There's things that I love, and where other people's appreciation helps me appreciate things more. 
  • Our ability to run automation that kicks off 14 000 clean OS instances up and down a day is quite an achievement, and that from "I want a clean OS to install on" to "I can start installing", it is a matter of a few seconds. 
  • When a new person joins and isn't left to discover the environment on their own, it takes a day to get started. Comparing this to new person joining discovering it on their own being weeks, basic proficiency being closer to 6 months I'm even a keener fan of pairing new hires for their first tasks. 
  • It runs and it is kept running. It enables releasing in a way products of this complexity could not be released without it.

    There's things that I hate, that others seem to hate much less.
    • It guides new hires to create a corner of their own over sharing common assets
    • It has tons of embedded decisions over time that allows others to be judgmental about "not doing things right" for later hires
    • Reuse of things has a manual coding element, taking days of coding to just introduce a concept like "same tests to another environment".  And people rather spend the days on the manual task than create an abstraction. 
    • People think of it as "testing a lot" because it runs often even if for a very limited set of things to test. It distorts *managers* concepts of how well we've tested, when same thing 1000 times is not 1000 times more testing for real.
    So when I said I will reframe myself as an architect, I find I reframe myself first as test automation architect. I choose to work on things that drive the overall structures for the better. And just expressing things I would like to see us work on brings me to an interesting place of shining a light on things that have been that way. 

    Since I don't still end up dwelling in the code and implementation details all my days, I see concepts. I see that there's tests that are small (that I want more of) and tests that are large (that I want less of) - and I see that the structure does not help me see them. I see tests, test specific methods and common methods, that again the structure does not help me see them. I see products, applications and components, and that again the structure does not help me see them. I see similar use of resources, like having malware samples, temporary data and persistent data, and I see that the use of those isn't consistent.

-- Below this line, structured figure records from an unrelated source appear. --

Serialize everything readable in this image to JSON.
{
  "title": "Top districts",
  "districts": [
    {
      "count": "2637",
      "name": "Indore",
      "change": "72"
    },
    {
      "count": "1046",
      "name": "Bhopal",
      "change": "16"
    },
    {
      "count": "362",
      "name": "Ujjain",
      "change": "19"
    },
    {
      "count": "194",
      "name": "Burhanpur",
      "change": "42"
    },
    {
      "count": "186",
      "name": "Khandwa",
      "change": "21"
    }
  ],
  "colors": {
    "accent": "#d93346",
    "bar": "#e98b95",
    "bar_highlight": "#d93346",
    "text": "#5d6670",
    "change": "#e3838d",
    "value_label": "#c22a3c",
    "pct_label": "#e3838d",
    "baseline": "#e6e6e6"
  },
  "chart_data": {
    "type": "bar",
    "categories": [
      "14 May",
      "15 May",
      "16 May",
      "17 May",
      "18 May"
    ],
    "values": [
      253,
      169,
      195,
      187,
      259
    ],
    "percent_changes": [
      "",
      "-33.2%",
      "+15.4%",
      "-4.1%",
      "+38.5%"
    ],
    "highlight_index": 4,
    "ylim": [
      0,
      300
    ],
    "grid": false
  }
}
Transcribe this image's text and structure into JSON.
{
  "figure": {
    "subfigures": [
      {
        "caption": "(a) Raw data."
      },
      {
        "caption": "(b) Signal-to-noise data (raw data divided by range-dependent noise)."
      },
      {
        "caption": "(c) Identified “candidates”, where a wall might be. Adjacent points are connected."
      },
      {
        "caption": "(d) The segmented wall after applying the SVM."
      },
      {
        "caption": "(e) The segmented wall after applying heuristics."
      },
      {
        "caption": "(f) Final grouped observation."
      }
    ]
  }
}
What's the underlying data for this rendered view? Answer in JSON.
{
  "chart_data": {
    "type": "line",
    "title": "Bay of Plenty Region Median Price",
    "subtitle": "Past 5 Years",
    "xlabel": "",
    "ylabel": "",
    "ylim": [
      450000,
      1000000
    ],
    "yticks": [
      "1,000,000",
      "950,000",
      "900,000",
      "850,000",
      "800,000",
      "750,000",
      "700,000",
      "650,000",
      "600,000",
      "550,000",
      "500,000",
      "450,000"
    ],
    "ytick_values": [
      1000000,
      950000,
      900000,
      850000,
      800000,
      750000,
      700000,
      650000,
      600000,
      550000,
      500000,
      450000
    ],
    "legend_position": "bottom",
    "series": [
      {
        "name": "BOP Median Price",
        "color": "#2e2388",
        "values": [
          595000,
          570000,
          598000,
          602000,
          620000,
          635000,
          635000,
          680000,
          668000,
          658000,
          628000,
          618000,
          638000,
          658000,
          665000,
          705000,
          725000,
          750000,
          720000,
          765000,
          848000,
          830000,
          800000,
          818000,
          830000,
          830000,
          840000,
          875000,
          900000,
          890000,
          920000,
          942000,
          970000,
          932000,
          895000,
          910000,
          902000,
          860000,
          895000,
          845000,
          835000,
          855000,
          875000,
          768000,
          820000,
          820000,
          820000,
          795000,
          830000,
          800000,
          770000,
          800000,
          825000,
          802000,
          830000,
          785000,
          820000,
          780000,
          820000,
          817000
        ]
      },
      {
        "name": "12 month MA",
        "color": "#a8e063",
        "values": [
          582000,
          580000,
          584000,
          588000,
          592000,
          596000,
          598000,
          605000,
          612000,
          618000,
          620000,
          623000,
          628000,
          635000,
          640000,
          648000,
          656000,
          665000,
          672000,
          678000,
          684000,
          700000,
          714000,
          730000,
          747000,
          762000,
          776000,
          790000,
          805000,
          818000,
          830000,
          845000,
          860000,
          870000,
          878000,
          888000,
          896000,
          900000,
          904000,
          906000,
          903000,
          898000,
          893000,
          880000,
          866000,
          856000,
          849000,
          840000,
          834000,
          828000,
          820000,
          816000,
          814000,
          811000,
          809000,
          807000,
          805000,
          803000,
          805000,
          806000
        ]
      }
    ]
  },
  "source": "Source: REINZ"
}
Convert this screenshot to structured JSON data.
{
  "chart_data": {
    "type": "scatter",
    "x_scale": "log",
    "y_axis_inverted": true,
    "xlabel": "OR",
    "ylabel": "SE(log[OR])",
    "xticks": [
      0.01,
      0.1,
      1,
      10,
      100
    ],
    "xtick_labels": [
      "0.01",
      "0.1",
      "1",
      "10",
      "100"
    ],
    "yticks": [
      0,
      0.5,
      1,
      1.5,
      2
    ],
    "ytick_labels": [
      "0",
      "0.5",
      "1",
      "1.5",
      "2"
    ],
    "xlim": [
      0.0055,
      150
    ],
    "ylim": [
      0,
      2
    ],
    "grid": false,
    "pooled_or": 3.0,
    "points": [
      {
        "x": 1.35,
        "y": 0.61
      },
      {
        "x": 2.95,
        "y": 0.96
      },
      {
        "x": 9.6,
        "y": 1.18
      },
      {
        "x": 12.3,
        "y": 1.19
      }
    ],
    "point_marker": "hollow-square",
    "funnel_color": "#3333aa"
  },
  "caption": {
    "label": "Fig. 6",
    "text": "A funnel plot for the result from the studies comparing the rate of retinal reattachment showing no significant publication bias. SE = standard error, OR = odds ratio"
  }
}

    I'm in a place where I have the vision of where we might head to for good or better, with limited ability to implement it all by myself. I might be paralyzed by my abilities alone, but others with different abilities may be paralyzed by not seeing things I see, or requiring things I require. In the last three years, I've acquired a superpower that allows me to still do much about this: pairing and mobbing.  That superpower, in addition to making it possible to turn my great ideas into code, gives us all a chance of learning together. And I'm looking forward to it.

    Test automation is a product that tests our other products. Caring for overall quality of it is just as necessary as caring for the details of each test. 

    1 comment:

    1. What I've learned about architecture for automation frameworks is this -- Treat the framework as three distinct layers:

      *Core (application-independent) support:
      ** Base classes
      ** Helper classes
      ** Logging
      ** Reporting
      ** Unit testing for the core (of course!).
      * Domain-specific code:
      ** Page objects, for web UI testing.
      ** Endpoint objects, for TEST API testing.
      ** Data objects, for both types of testing.